Looking to avoid common mistakes when refinancing? Well, you’ve come to the right place.
Here are 10 refinance HACKS that will save you time, money and a lot of headaches when you’re in Escrow.
1) Don’t open any new lines of credit while you’re in escrow and refinancing.
Don’t apply for any new loans, store credit cards, car loans etc.. Before your mortgage lender funds your new mortgage, they will pull your credit.
If you’ve opened up new credit lines in-between the time the bank originally ran your credit and the close of escrow, it is possible that your credit score could be lower.
This could jeopardize your ability to close the new loan you’ve applied for.
2) Respond quickly to any items that the bank is asking for.
When you are in Escrow on a refinance or purchase transaction, time is of the essence.
Typically when your interest rate is locked with a lender, that interest rate will be locked for a given number of days (typically 30-45 days). This means that the new mortgage loan needs to fund by the time this interest rate lock expires.
So when your loan officer or processor needs a signed letter of explanation from you, or updated bank statements, don’t wait 2 weeks to provide it to them. Send it back as soon as you can. This way you won’t be scrambling at the close of escrow to try to find a missing document that the bank needs.
3) Get your credit score as high as possible, prior to getting a home loan so that you get a better interest rate.
The higher your credit, the lower your interest rate and vice versa. Collections, judgements and derogatory payments all negatively affect credit scores. So, if it is possible to get them removed, then it’s probably best to do it before you have your mortgage lender run your credit.
In the event that your credit scores come out lower than expected when a bank runs your credit, you can always opt to purchase credit re-score plans that are frequently offered by the three credit bureaus: Equifax, TransUnion, and Experian.
These re-score plans will tell you which credit lines need to be paid down, in order for your credit scores to jump up. The amount you’ll have to pay in order to increase your credit score is dependent on how much debt you have, and what type of derogatory items are shown on your credit report.
4) Work with a lender you trust.
Because the goal of refinancing (most of the time) is to save money on your monthly mortgage payment, lenders can sometimes under-quote you and then change the scenario on you at the last minute.
For this reason, it’s a good idea to work with someone who you know will be upfront and honest about closing costs, any fees, and also what the escrow process will look like.
5) Avoid (if possible) making large deposits into bank accounts that are being used as part of the purchase/refinance transaction.
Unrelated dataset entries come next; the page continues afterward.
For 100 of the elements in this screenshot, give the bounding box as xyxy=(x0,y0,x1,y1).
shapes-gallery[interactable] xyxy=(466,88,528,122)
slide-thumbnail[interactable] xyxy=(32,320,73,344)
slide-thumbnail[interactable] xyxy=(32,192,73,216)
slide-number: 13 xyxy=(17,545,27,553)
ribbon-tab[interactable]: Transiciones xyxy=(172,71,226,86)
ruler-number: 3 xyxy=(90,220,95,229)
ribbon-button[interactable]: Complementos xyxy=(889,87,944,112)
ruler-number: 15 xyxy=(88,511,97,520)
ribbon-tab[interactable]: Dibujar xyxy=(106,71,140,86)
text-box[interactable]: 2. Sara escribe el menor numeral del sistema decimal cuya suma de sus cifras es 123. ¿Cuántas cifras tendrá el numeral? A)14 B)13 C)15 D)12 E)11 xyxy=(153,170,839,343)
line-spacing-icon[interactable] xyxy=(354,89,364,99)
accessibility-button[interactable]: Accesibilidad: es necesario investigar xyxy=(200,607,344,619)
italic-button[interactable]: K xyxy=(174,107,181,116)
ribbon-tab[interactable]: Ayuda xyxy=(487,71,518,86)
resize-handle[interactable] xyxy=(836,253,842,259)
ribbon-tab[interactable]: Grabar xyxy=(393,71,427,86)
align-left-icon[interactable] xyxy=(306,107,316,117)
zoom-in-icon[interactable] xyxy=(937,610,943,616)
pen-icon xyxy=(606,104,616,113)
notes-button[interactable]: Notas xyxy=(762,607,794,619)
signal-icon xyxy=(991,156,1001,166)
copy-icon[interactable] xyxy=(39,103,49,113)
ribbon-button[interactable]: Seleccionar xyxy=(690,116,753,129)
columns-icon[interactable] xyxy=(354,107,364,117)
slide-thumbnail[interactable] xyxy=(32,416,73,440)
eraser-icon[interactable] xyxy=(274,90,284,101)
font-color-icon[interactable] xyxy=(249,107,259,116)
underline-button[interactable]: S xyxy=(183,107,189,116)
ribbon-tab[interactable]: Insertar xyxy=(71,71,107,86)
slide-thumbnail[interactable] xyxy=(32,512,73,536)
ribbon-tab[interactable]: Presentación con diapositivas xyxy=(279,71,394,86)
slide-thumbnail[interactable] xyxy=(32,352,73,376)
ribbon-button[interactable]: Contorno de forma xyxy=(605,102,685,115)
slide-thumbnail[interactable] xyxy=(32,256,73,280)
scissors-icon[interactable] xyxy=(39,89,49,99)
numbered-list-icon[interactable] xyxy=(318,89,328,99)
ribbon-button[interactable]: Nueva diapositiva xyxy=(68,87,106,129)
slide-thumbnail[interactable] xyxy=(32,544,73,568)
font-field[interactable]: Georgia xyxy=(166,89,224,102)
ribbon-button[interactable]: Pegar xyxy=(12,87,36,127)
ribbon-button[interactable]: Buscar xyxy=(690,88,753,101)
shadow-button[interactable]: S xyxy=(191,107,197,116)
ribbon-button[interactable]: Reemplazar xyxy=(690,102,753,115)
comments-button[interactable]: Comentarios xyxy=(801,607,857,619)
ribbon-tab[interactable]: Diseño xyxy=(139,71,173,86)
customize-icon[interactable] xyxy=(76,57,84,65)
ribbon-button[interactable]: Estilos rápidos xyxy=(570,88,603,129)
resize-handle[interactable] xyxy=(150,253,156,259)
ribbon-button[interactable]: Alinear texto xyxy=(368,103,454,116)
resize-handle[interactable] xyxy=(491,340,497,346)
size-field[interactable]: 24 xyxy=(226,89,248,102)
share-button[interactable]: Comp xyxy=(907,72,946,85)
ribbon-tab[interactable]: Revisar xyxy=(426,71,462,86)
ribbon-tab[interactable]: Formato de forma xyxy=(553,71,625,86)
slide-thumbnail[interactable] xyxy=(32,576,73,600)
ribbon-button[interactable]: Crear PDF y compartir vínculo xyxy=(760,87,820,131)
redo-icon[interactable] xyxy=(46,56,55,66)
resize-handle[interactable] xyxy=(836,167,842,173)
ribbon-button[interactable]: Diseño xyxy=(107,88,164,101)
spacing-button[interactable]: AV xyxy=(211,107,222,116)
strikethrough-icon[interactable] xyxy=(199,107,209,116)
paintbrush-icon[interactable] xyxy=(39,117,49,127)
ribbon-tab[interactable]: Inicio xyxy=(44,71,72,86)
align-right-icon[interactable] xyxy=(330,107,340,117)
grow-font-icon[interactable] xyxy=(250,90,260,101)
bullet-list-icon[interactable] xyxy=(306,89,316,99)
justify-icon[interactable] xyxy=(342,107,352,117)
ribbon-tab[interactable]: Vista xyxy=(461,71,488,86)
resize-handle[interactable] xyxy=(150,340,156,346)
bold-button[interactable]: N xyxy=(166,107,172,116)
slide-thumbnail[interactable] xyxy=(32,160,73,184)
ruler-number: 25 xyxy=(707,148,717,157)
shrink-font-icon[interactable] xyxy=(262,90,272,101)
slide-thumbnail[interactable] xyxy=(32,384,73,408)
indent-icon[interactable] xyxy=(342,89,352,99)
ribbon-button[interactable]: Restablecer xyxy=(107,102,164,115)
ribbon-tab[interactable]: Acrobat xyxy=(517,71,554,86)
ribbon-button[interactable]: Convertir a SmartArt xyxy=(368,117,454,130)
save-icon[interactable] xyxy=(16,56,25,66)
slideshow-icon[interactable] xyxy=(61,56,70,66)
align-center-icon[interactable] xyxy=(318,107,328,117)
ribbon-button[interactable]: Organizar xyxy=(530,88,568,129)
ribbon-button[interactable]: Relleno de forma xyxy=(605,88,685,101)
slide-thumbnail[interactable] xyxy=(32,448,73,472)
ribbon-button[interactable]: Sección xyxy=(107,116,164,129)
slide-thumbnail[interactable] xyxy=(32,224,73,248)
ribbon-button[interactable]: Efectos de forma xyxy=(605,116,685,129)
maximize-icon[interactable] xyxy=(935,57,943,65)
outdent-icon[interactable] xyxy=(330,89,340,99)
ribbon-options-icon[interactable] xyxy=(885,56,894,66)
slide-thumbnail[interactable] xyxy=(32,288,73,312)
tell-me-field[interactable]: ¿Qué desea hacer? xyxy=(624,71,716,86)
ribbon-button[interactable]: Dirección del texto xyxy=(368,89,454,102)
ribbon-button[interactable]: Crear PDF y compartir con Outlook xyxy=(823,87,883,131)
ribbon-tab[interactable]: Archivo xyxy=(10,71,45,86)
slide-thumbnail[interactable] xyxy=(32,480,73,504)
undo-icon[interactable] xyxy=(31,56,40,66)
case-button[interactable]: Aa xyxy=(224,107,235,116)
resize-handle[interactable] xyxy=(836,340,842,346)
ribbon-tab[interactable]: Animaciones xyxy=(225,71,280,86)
Due to guidelines that are set by the FHA, Fannie Mae and Freddie Mac, mortgage lenders will typically have to source any large deposits that are shown on the bank account statements that you disclose.
Sourcing can sometimes be frustrating and time consuming, so avoid using bank statements with a lot of large deposits if you can.
6) Make sure you wire your settlement costs to Escrow from a bank account that you’ve already disclosed to your lender.
This is one of the more common mistakes that borrowers make at closing. When your lender requests that you wire closing funds to Escrow, they are expecting that these funds are coming from an account which you have already disclosed to them.
In many cases, lenders will want a signed letter of explanation from the borrower stating which account they plan on using for cash to close.
If a borrower transfers the closing funds to Escrow using an undisclosed account, then the bank is going to have to source that bank account. Meaning they will want the last 60 days worth of bank statements from that account, AND they will source any large deposit made into that account.